Conditions of nisin induction

For induction of the nisin promoter, overnight cultures of recombinant L. lactis strains harboring pCYT:groEL, pSEC:groEL or pSEC:LEISS:groEL (Table 1) were used to inoculate fresh medium at a dilution of 1/100. At an optical density at 600 nm (OD600) of ~0.4, 1 ng/ml of nisin (Sigma) was added and cultures were incubated for one hour, before performing cell fractionation and protein extractions.
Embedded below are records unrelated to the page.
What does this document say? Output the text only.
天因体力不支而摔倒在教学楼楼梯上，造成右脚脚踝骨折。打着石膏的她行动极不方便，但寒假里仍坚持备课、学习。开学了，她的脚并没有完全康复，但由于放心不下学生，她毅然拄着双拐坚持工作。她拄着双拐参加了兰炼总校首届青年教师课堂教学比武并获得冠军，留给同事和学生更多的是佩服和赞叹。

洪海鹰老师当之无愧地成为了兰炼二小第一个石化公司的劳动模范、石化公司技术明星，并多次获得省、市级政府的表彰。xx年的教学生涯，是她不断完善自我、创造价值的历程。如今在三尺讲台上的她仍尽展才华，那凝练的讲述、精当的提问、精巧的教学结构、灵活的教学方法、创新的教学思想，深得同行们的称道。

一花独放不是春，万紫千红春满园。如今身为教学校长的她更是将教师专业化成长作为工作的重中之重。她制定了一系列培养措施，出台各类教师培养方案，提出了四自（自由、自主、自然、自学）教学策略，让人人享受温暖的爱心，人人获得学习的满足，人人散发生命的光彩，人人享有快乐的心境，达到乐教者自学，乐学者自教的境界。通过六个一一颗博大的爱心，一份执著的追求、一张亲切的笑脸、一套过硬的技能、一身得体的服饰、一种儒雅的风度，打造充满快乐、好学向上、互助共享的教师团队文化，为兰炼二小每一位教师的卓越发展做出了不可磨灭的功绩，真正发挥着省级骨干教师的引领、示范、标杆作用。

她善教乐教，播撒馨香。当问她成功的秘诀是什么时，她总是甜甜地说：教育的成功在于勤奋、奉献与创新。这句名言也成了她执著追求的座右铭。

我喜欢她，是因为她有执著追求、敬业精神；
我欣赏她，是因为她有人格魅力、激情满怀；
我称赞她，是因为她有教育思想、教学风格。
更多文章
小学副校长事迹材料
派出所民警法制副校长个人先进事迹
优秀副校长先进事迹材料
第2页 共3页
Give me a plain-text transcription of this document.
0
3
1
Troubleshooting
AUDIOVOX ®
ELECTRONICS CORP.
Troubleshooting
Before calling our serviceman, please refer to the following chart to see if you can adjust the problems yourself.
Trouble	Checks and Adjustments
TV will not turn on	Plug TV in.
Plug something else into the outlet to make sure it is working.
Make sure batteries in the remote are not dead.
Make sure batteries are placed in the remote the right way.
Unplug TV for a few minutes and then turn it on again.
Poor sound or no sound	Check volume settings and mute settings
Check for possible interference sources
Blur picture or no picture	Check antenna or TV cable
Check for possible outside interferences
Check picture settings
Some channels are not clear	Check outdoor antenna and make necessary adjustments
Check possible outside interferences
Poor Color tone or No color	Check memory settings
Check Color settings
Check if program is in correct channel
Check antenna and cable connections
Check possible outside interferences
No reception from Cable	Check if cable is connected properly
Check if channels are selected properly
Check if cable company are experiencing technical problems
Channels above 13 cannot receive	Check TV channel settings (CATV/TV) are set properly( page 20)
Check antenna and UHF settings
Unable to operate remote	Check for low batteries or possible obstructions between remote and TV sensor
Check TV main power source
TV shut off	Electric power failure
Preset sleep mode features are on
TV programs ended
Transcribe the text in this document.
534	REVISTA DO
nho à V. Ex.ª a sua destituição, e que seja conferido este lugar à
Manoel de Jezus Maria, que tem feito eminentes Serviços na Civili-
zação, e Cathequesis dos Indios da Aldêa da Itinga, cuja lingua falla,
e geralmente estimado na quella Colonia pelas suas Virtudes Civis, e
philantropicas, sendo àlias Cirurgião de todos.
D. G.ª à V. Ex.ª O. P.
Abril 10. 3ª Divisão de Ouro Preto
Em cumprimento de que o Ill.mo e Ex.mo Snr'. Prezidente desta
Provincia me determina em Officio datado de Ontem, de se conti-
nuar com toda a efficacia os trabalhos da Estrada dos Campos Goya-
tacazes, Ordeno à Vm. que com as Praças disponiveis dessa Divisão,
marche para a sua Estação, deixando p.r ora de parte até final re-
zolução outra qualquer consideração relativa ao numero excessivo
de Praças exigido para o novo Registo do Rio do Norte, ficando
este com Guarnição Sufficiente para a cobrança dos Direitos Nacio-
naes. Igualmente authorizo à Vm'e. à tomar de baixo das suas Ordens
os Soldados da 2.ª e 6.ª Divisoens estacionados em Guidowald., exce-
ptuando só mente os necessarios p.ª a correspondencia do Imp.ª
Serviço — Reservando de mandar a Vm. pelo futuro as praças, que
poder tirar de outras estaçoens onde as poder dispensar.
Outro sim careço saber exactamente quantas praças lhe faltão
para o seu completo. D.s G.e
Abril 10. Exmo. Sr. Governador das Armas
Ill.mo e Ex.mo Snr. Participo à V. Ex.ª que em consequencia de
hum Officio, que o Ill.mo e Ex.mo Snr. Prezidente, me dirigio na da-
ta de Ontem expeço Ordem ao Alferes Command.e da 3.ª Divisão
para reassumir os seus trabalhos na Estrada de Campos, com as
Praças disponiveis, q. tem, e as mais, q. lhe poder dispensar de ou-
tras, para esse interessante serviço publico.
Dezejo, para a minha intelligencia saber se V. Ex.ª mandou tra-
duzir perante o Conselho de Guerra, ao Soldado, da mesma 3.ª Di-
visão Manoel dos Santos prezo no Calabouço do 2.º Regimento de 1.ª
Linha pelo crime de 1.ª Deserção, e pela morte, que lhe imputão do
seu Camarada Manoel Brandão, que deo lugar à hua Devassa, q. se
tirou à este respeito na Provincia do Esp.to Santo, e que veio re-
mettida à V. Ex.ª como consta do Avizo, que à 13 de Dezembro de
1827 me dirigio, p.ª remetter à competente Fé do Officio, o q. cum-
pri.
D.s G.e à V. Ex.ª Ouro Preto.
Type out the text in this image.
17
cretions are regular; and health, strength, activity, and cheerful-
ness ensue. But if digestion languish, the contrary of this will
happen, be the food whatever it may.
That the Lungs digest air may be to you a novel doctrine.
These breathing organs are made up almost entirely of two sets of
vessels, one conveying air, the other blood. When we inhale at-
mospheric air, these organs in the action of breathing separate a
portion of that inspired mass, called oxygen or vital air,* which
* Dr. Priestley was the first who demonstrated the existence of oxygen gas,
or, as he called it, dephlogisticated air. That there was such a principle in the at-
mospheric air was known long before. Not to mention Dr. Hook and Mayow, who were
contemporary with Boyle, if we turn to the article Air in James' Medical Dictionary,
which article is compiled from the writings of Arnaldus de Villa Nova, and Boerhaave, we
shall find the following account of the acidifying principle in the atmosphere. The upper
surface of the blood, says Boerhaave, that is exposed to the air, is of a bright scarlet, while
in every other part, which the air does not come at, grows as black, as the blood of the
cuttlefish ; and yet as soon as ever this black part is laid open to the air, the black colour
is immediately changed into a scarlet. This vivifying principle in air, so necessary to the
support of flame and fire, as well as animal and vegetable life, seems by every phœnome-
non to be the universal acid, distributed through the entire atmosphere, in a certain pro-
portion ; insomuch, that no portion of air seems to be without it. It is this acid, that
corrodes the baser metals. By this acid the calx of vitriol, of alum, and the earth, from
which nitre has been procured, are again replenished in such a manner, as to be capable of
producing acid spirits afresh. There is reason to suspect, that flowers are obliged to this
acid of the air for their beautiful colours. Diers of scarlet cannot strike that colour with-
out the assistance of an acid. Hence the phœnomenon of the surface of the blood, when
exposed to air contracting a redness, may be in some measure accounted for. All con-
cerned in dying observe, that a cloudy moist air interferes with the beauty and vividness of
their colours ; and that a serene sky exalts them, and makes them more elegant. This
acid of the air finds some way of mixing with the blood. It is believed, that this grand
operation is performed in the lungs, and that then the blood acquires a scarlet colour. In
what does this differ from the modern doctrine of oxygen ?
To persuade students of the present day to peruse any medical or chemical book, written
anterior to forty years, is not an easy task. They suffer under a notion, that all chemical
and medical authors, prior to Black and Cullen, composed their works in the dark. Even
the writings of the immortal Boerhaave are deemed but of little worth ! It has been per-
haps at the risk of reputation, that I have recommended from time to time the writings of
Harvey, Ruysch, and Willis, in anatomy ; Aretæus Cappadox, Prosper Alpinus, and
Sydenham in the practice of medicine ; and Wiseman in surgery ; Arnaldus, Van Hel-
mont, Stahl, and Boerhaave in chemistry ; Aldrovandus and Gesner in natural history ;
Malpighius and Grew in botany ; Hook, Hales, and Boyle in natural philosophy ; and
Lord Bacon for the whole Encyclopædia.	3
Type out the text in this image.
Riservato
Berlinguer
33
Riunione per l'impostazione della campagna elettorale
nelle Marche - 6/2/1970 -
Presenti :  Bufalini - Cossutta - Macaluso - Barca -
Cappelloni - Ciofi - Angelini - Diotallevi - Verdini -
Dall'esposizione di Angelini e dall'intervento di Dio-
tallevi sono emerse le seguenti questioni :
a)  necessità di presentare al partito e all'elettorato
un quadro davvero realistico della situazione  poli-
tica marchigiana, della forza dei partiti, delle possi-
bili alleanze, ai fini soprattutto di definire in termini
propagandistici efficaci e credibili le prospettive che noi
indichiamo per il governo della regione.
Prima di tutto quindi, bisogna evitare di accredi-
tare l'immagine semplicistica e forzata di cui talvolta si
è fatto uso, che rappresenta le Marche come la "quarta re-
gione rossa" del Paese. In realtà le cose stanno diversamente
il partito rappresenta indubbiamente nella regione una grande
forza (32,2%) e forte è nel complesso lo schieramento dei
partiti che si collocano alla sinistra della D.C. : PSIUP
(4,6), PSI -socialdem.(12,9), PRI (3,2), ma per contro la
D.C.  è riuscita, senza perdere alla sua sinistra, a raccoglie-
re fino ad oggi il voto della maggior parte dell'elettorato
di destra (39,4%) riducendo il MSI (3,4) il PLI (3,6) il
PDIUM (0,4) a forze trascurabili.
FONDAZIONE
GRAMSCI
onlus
Protein extractions and Western blotting

Protein samples were prepared from L. lactis cultures, as previously described [56], except for the introduction of protease inhibitors and mild precipitation procedures. Briefly, protein samples were prepared from 2 ml of cultures, and the cell pellet and supernatant were treated separately. To inhibit proteolysis in supernatant samples, 1 mM phenylmethylsulfonyl fluoride (PMSF) and 10 mM dithiothreitol (DTT) were added. Proteins were then precipitated by addition of 100 μl of 100% trichloroacetic acid, incubated for 10 min on ice, and then centrifuged 10 min at 17,500 × g at 4°C. For the cell fraction, TES-Lys buffer (25% sucrose, 1 mM EDTA, 50 mM Tris-HCl [pH 8.0], lysozyme [10 mg/ml]) was complemented with 1 mM PMSF and 10 mM DTT. Twelve percent sodium dodecyl sulfate-polyacrylamide gel electrophoresis (SDS-PAGE) and Western blot, using anti-GroEL antibodies [17], were performed, as described previously [40]. Immunodetections were carried out with protein G horseradish peroxidase conjugate (BioRad) and the ECL Kit (Dupont-NEN), as recommended by the suppliers. Quantification of GroEL was performed by scanning blots after immunodetection, comparing the signals to those of known amounts of purified GroEL [38].

Authors' contributions

AM, LGBH, LAR, YLL and SCO equally contributed to this work, participating in the plasmid and strain constructions, molecular biology procedures, sequence alignments, scientific discussion, data interpretation, and manuscript draft. PL and VA share credit in this work for senior authorship.